The solution, in the eyes of the United States government, was to hire another minority to take over. That way, if the Japanese went on strike, the Filipinos would be there to take their place.

The first 15 workers to arrive in Hawaii, who were probably Ilonggo-speaking sakadas from Victorias or La Carlota along with some Ilokano workmen, gradually grew to represent 50 percent of all sugarcane workers in Hawaii, with the other three ethnic groups being composed of Japanese, Koreans, Chinese and Portuguese immigrants.

Now, to the American sugar plantation owners at the time, the quality of life of their workers was not an issue. Filipino workers were considered “unskilled laborers” and were paid $20 per month, while the white plantation workers were paid $140 per month. Filipino workers were also housed in poorly built huts, and when they worked, the foreman would whip them while they worked for ten hours a day.

The Filipinos responded to this insane workload in two contrasting methods of protest: committing arson and attacking the foremen like the NPA, or resorting to intentional laziness in the fields while one guy served as a lookout for the foreman.

In 1920, the Japanese and the Filipinos realized that they were both being treated unfairly and initiated a well-organized joint strike. The Hawaiian Sugar Planters Association conceded and removed the race-based pay system, granting the workers better bonuses, and increasing their salary.

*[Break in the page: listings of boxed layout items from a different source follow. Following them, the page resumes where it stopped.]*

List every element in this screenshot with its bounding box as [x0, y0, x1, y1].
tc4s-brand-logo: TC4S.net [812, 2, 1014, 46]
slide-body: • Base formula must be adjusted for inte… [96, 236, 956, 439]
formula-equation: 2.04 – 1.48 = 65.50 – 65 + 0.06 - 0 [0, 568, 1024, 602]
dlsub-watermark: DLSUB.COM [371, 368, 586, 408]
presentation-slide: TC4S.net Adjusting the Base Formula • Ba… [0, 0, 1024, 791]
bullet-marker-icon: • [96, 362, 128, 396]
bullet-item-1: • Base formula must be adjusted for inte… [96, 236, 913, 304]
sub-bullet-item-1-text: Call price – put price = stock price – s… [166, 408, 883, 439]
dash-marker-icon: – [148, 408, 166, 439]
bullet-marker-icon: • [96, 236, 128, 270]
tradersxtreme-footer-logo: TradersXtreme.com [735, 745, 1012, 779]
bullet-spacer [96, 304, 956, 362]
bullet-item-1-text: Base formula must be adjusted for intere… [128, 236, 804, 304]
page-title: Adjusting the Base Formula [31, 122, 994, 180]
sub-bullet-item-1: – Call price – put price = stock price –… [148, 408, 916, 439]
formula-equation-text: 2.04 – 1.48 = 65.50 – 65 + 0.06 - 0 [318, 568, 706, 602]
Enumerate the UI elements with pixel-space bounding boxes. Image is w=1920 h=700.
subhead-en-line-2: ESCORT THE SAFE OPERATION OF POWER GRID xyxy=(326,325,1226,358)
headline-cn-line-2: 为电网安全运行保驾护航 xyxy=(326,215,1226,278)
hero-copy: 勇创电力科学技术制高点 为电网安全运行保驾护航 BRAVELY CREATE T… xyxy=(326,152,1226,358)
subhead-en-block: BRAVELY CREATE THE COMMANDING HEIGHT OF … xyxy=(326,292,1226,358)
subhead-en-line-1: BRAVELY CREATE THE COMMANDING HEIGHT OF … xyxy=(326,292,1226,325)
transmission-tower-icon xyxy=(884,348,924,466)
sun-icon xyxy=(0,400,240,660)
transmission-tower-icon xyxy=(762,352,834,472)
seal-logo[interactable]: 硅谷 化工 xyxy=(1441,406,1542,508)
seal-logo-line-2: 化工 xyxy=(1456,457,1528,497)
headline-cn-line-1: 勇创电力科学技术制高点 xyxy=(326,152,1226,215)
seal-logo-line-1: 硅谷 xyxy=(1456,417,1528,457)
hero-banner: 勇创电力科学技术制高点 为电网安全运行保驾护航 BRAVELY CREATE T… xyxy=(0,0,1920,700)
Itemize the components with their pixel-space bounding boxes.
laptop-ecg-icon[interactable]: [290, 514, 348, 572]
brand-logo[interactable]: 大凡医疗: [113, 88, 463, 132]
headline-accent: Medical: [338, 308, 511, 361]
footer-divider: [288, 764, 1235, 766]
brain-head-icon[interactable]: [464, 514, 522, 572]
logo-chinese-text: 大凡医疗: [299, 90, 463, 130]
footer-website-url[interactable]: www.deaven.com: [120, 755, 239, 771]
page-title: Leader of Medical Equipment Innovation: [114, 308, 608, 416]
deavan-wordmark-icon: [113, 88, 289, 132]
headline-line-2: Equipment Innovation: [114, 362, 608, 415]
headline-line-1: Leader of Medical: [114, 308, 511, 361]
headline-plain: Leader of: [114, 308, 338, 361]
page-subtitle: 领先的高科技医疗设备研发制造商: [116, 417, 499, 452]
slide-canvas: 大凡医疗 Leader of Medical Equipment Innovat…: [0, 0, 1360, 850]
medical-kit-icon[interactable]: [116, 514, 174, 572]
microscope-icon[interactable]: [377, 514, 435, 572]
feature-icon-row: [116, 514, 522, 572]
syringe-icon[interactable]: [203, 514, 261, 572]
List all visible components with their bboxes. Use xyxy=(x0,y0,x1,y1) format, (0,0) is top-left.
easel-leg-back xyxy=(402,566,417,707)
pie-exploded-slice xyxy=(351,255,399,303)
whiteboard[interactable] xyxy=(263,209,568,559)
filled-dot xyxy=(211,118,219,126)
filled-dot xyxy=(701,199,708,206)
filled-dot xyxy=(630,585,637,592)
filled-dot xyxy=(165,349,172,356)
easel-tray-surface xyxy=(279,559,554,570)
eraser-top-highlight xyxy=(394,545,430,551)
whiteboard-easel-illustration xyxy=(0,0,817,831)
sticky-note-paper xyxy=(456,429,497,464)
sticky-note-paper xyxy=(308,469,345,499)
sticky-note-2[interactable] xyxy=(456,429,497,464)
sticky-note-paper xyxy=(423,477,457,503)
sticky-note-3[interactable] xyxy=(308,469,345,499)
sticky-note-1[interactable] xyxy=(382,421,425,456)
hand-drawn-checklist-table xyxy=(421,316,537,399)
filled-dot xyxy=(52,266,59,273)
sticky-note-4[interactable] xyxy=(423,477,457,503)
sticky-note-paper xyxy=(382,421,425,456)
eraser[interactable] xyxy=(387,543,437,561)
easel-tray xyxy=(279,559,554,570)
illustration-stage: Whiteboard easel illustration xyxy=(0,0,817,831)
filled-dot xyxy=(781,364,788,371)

This led to a greater desire for more Filipinos to come over to Hawaii.

But the real influx of immigration came in 1965, when the Immigration and Nationality Act was passed, which permitted Asians to become American citizens. Huge waves of Filipinos entered the country, mostly peasants and people from the lower strata of society looking for better lives.

Unfortunately, the background of the average Filipino immigrant was mostly rural, with very few of them having received any kind of formal education, so they were viewed as stupid second class citizens. The idea of the “stupid Filipino” was further reinforced when school statistics showed that Filipinos received the most failing grades compared to other ethnicities.

However, over time, thanks in part to the willingness of the Filipino to leave his homeland and the high Filipino birthrate, the Philippine community has grown to become the single largest ethnic group in Hawaii.

There are even things like sari-sari stores that are owned by Filipino immigrants being put up on islands like Oahu, and there was even a Filipino governor of Hawaii at one point, Ben Cayetano. With this growth rate, soon, the whole archipelago will be known as “Little Philippines.”

Published in the Sun.Star Bacolod newspaper on August 15, 2014.